Mailing lists are pretty much a free-for-all, generally with an archive that is accessed by date, more or less, and no real structure to the discussions except the shared topic, and whatever is hot today. For some things they are really good, but I've come to wonder why mailing lists have not shifted into a form that allows them to be accessed other than by email clients or a simple 1990's archive website structure.

Forums have more structure beyond the overall shared topic. They are generally subdivided into one or two levels of subforums and when you write something, you reinforce the filing system by choosing the appropriate subforum. And if you don't pick the right subforum, there is generally a moderator who will fix it up for you. This structured filing system makes it fairly easy to jump into a forum site and zero in on the postings that are of interest. However, if the shared topic of the site changes or grows, it can be difficult to adapt the forum structure other than by adding or deleting subforums.

Blogs on the other hand have both structure and malleability. If you tag all your postings and delete irrelevant comments, then a blog site is at least as indexed as a forum, and pretty easy to jump into. But it also has the same kind of time indexing that a mailing list archive has, so you can zero in on a certain time period if you want to. And if you want to change the structure of the existing postings, you can do this by editing the tags and/or adding new ones. Maybe you decided that BABY was not really an appropriate tag once your toddler is talking up a storm, because it draws too much attention to those postings. But you don't want to delete the posts, just de-emphasize. Just delete the BABY tag, or change it to a more general one like FAMILY. This kind of subforum merging is generally harder to do, or impossible with forums.

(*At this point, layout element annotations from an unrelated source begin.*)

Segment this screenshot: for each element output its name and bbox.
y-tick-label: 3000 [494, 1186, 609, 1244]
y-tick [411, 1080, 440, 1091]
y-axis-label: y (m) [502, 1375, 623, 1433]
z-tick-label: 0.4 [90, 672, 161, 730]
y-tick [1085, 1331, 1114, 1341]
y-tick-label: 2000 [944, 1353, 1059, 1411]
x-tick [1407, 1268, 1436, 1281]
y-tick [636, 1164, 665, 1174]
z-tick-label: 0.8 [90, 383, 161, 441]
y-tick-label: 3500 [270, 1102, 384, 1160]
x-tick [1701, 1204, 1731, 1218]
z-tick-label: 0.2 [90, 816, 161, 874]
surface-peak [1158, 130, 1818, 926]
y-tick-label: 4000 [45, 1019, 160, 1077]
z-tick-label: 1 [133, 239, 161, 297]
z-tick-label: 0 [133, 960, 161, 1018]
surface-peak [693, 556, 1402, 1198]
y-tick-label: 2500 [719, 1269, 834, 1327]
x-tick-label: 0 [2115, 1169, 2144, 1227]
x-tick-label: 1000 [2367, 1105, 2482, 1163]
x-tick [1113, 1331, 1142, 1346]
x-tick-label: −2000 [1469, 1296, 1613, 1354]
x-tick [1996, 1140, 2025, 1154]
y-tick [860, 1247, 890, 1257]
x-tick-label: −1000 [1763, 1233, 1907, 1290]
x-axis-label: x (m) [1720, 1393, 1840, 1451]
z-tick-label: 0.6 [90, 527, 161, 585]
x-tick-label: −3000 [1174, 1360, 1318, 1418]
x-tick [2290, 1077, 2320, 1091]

And then there are wikis. Some wiki engines have blog-like and forum-like features. Others lean towards collaborative document editing. And then there is Wikipedia which is much-imitated within corporate firewalls. I have contributed lots of articles and a few templates, and some help guidelines for my employer's wiki encyclopedia. It is ranked high by our intranet search engine so we use it to provide a few sentences about important intranet pages that would otherwise be lost in the noise. A user looking for info does a search, hits our wiki encyclopedia page, and finds a brief explanation with links to intranet sites or collaboration wiki pages with comprehensive info. If it is an acronym definition article, a template inserts automatic links at the bottom of the article to search Wikipedia, our collaboration wiki, or the whole intranet. The template also adds the acronym to categories such as Common Acronyms, Our Company Only, or Specialised Local Meanings. Note that I mentioned a collaboration wiki. We have a completely separate wiki installation for people to do collaborative work from building documents, to tracking projects, to publishing weekly reports. More people use that wiki than use the Sharepoint installation.

We also have an internal blog site but I mostly post comments on other people's blogs to encourage them to post more. A good blog is a dialog, and in a business environment you need people to take the lead and show everyone else that it is OK to comment on a blog, even if it is written by a senior manager. Now that we have 30-40 blog postings a day, and about a dozen new blogs being started every week, I've decided to switch from commenting to posting, but to do it out here on the Internet because I think that what I have to say is more useful to a general audience.

Much of my postings will be about technology but there will also be some about futures, and about society. And some wild ideas because I like to keep my out of the box thinking engine fully tuned.